10y T v. 30y Conventional Mortgage Spread?
±10 bps, FedGov is not a playah
5% (3 votes)
25-50 bps, transactional costs
11% (6 votes)
51-75 bps, uncertainty premium
18% (10 votes)
76-100 bps, supply/demand reasserts itself
18% (10 votes)
101-125 bps, historical mean?
11% (6 votes)
126-150 bps, all of the above
9% (5 votes)
151+ bps, market price
27% (15 votes)
Total votes: 55

Comments
Bloomberg.com:
Personal Finance
Bloomberg.com:
Government Bonds
March 18th, 4.34-3.67 = 67bps
March 19th, 4.37-3.69= 68bps
March 22nd, 4.32-3.66 = 66bps
March 24th, 4.50-3.84 = 66bps
March 30th, 4.48-3.86=62bps
Mark it. QE is officially over today, March 31st. GLTA. Spread at market close is:
March 31st, 4.50-3.83=67bps.
And so it begins:
April 1st, 4.56 - 3.86 = 70bps
April 5th, 4.67- 3.98=69bps
April 19th, 4.47-3.80=67bps
April 30th, 4.39-3.66=73bps.
Why did Bernanke print that 1.25T anyway?
What's the date of judgement?
I want a new entry! Spreads won't change (because the market has been cross-pricing treasuries and mortgages all along), but all bond yields will face upwards pressure (removal of Fed stimulus) and the stock market will also slow its advance (and possibly rise no further this year) since the Fed is no longer exchanging fungible cash for toxic trash...
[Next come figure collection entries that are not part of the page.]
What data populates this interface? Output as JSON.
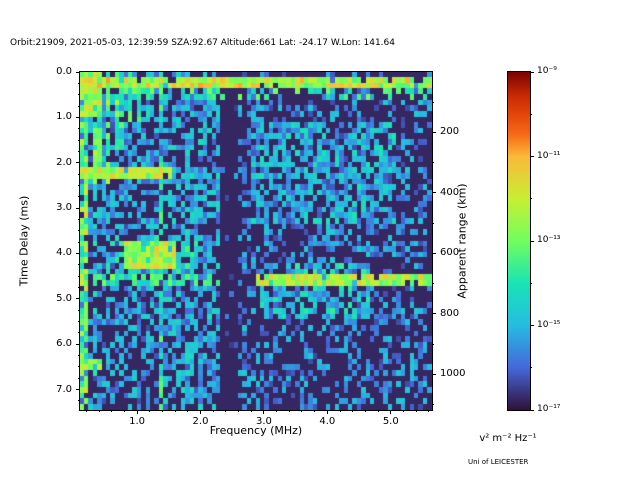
{
  "title": "Orbit:21909, 2021-05-03, 12:39:59 SZA:92.67 Altitude:661 Lat: -24.17 W.Lon: 141.64",
  "credit": "Uni of LEICESTER",
  "chart_data": {
    "type": "heatmap",
    "title": "Orbit:21909, 2021-05-03, 12:39:59 SZA:92.67 Altitude:661 Lat: -24.17 W.Lon: 141.64",
    "xlabel": "Frequency (MHz)",
    "ylabel_left": "Time Delay (ms)",
    "ylabel_right": "Apparent range (km)",
    "x_range": [
      0.1,
      5.65
    ],
    "y_range": [
      0.0,
      7.45
    ],
    "x_ticks": {
      "values": [
        1.0,
        2.0,
        3.0,
        4.0,
        5.0
      ],
      "labels": [
        "1.0",
        "2.0",
        "3.0",
        "4.0",
        "5.0"
      ],
      "minor_step": 0.2
    },
    "y_ticks_left": {
      "values": [
        0,
        1,
        2,
        3,
        4,
        5,
        6,
        7
      ],
      "labels": [
        "0.0",
        "1.0",
        "2.0",
        "3.0",
        "4.0",
        "5.0",
        "6.0",
        "7.0"
      ],
      "minor_step": 0.25
    },
    "y_ticks_right": {
      "values_km": [
        200,
        400,
        600,
        800,
        1000
      ],
      "labels": [
        "200",
        "400",
        "600",
        "800",
        "1000"
      ],
      "km_per_ms": 150
    },
    "colorbar": {
      "scale": "log",
      "tick_labels": [
        "10⁻⁹",
        "10⁻¹¹",
        "10⁻¹³",
        "10⁻¹⁵",
        "10⁻¹⁷"
      ],
      "units": "v² m⁻² Hz⁻¹",
      "colormap": "turbo",
      "stops": [
        {
          "p": 0.0,
          "c": "#30123b"
        },
        {
          "p": 0.125,
          "c": "#4669db"
        },
        {
          "p": 0.25,
          "c": "#26bce1"
        },
        {
          "p": 0.375,
          "c": "#1ae4b6"
        },
        {
          "p": 0.5,
          "c": "#72fe5e"
        },
        {
          "p": 0.625,
          "c": "#c8ef34"
        },
        {
          "p": 0.75,
          "c": "#faba39"
        },
        {
          "p": 0.815,
          "c": "#f66b19"
        },
        {
          "p": 0.875,
          "c": "#e4460a"
        },
        {
          "p": 0.93,
          "c": "#ca2a04"
        },
        {
          "p": 1.0,
          "c": "#7a0403"
        }
      ]
    },
    "grid": {
      "cols": 80,
      "rows": 60,
      "seed": 1337
    },
    "background_level": 0.03,
    "features": [
      {
        "name": "speckle-left",
        "f": [
          0.1,
          1.45
        ],
        "t": [
          0,
          7.45
        ],
        "d": 0.5,
        "v": [
          0.08,
          0.32
        ]
      },
      {
        "name": "speckle-mid",
        "f": [
          1.45,
          2.35
        ],
        "t": [
          0,
          7.45
        ],
        "d": 0.55,
        "v": [
          0.1,
          0.36
        ]
      },
      {
        "name": "speckle-quiet-gap",
        "f": [
          2.35,
          2.62
        ],
        "t": [
          0,
          7.45
        ],
        "d": 0.08,
        "v": [
          0.06,
          0.18
        ]
      },
      {
        "name": "speckle-right",
        "f": [
          2.62,
          5.65
        ],
        "t": [
          0,
          7.45
        ],
        "d": 0.35,
        "v": [
          0.08,
          0.3
        ]
      },
      {
        "name": "diffuse-right-upper",
        "f": [
          2.8,
          5.1
        ],
        "t": [
          1.1,
          3.3
        ],
        "d": 0.45,
        "v": [
          0.12,
          0.38
        ]
      },
      {
        "name": "diffuse-right-echo",
        "f": [
          2.95,
          4.7
        ],
        "t": [
          4.2,
          5.5
        ],
        "d": 0.5,
        "v": [
          0.15,
          0.42
        ]
      },
      {
        "name": "surface-band-top",
        "f": [
          0.1,
          5.65
        ],
        "t": [
          0.13,
          0.42
        ],
        "d": 0.92,
        "v": [
          0.45,
          0.78
        ]
      },
      {
        "name": "top-band-scatter",
        "f": [
          0.1,
          5.65
        ],
        "t": [
          0.42,
          0.68
        ],
        "d": 0.25,
        "v": [
          0.28,
          0.52
        ]
      },
      {
        "name": "topleft-cluster",
        "f": [
          0.1,
          0.42
        ],
        "t": [
          0.0,
          0.95
        ],
        "d": 0.8,
        "v": [
          0.4,
          0.7
        ]
      },
      {
        "name": "plasma-line",
        "f": [
          0.13,
          0.21
        ],
        "t": [
          0,
          7.45
        ],
        "d": 0.85,
        "v": [
          0.32,
          0.68
        ]
      },
      {
        "name": "plasma-harmonic",
        "f": [
          0.21,
          0.27
        ],
        "t": [
          0,
          7.45
        ],
        "d": 0.6,
        "v": [
          0.25,
          0.55
        ]
      },
      {
        "name": "plasma-harmonic",
        "f": [
          0.3,
          0.37
        ],
        "t": [
          0,
          2.45
        ],
        "d": 0.8,
        "v": [
          0.35,
          0.65
        ]
      },
      {
        "name": "plasma-harmonic",
        "f": [
          0.3,
          0.37
        ],
        "t": [
          2.45,
          7.45
        ],
        "d": 0.45,
        "v": [
          0.18,
          0.4
        ]
      },
      {
        "name": "plasma-harmonic",
        "f": [
          0.41,
          0.48
        ],
        "t": [
          0,
          2.45
        ],
        "d": 0.78,
        "v": [
          0.33,
          0.62
        ]
      },
      {
        "name": "plasma-harmonic",
        "f": [
          0.52,
          0.59
        ],
        "t": [
          0,
          2.45
        ],
        "d": 0.72,
        "v": [
          0.3,
          0.6
        ]
      },
      {
        "name": "plasma-harmonic",
        "f": [
          0.63,
          0.7
        ],
        "t": [
          0,
          1.7
        ],
        "d": 0.7,
        "v": [
          0.3,
          0.58
        ]
      },
      {
        "name": "plasma-harmonic",
        "f": [
          0.75,
          0.82
        ],
        "t": [
          0,
          1.7
        ],
        "d": 0.68,
        "v": [
          0.3,
          0.56
        ]
      },
      {
        "name": "plasma-harmonic",
        "f": [
          0.87,
          0.94
        ],
        "t": [
          0,
          1.15
        ],
        "d": 0.62,
        "v": [
          0.28,
          0.52
        ]
      },
      {
        "name": "plasma-harmonic",
        "f": [
          0.99,
          1.06
        ],
        "t": [
          0,
          1.15
        ],
        "d": 0.58,
        "v": [
          0.26,
          0.5
        ]
      },
      {
        "name": "plasma-harmonic",
        "f": [
          1.11,
          1.18
        ],
        "t": [
          0,
          0.95
        ],
        "d": 0.55,
        "v": [
          0.25,
          0.48
        ]
      },
      {
        "name": "plasma-harmonic",
        "f": [
          1.23,
          1.3
        ],
        "t": [
          0,
          0.95
        ],
        "d": 0.5,
        "v": [
          0.24,
          0.45
        ]
      },
      {
        "name": "stripe-1p4",
        "f": [
          1.35,
          1.43
        ],
        "t": [
          0,
          7.45
        ],
        "d": 0.75,
        "v": [
          0.22,
          0.5
        ]
      },
      {
        "name": "cyclotron-band",
        "f": [
          0.1,
          1.55
        ],
        "t": [
          2.08,
          2.38
        ],
        "d": 0.92,
        "v": [
          0.45,
          0.72
        ]
      },
      {
        "name": "cyclotron-band-faint",
        "f": [
          1.55,
          5.65
        ],
        "t": [
          2.08,
          2.3
        ],
        "d": 0.25,
        "v": [
          0.15,
          0.35
        ]
      },
      {
        "name": "ionosphere-blob",
        "f": [
          0.55,
          1.95
        ],
        "t": [
          3.55,
          4.5
        ],
        "d": 0.55,
        "v": [
          0.18,
          0.45
        ]
      },
      {
        "name": "ionosphere-blob-core",
        "f": [
          0.8,
          1.62
        ],
        "t": [
          3.78,
          4.3
        ],
        "d": 0.85,
        "v": [
          0.45,
          0.75
        ]
      },
      {
        "name": "echo-line",
        "f": [
          0.1,
          2.35
        ],
        "t": [
          4.42,
          4.68
        ],
        "d": 0.55,
        "v": [
          0.3,
          0.52
        ]
      },
      {
        "name": "echo-line-bright",
        "f": [
          2.85,
          5.65
        ],
        "t": [
          4.42,
          4.68
        ],
        "d": 0.9,
        "v": [
          0.45,
          0.72
        ]
      },
      {
        "name": "lower-left-segment",
        "f": [
          0.1,
          0.44
        ],
        "t": [
          6.28,
          6.55
        ],
        "d": 0.88,
        "v": [
          0.42,
          0.62
        ]
      }
    ]
  }
}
Is this supposed to be asking us for the absolute spread after April 1, or the change in the spread?
My 76-100bps vote infers the latter. I think the absolute spread will go to 1.5%+ absent continued Fed intervention in the markets.
Which, paradoxically, means that it won't.
Hey, wait a minute - we've got ourselves a recipriversexcluson!
You got it correct. The change in the spread. I agree, if we get close to market conditions they'll be forced to intervene.
picosec wrote:
I am voting for April 30th, to give the market time to "normalize".
Also assuming no re-intervention up until that date.
4.39-3.66=73bps.
Why did Bernanke print that 1.25T anyway?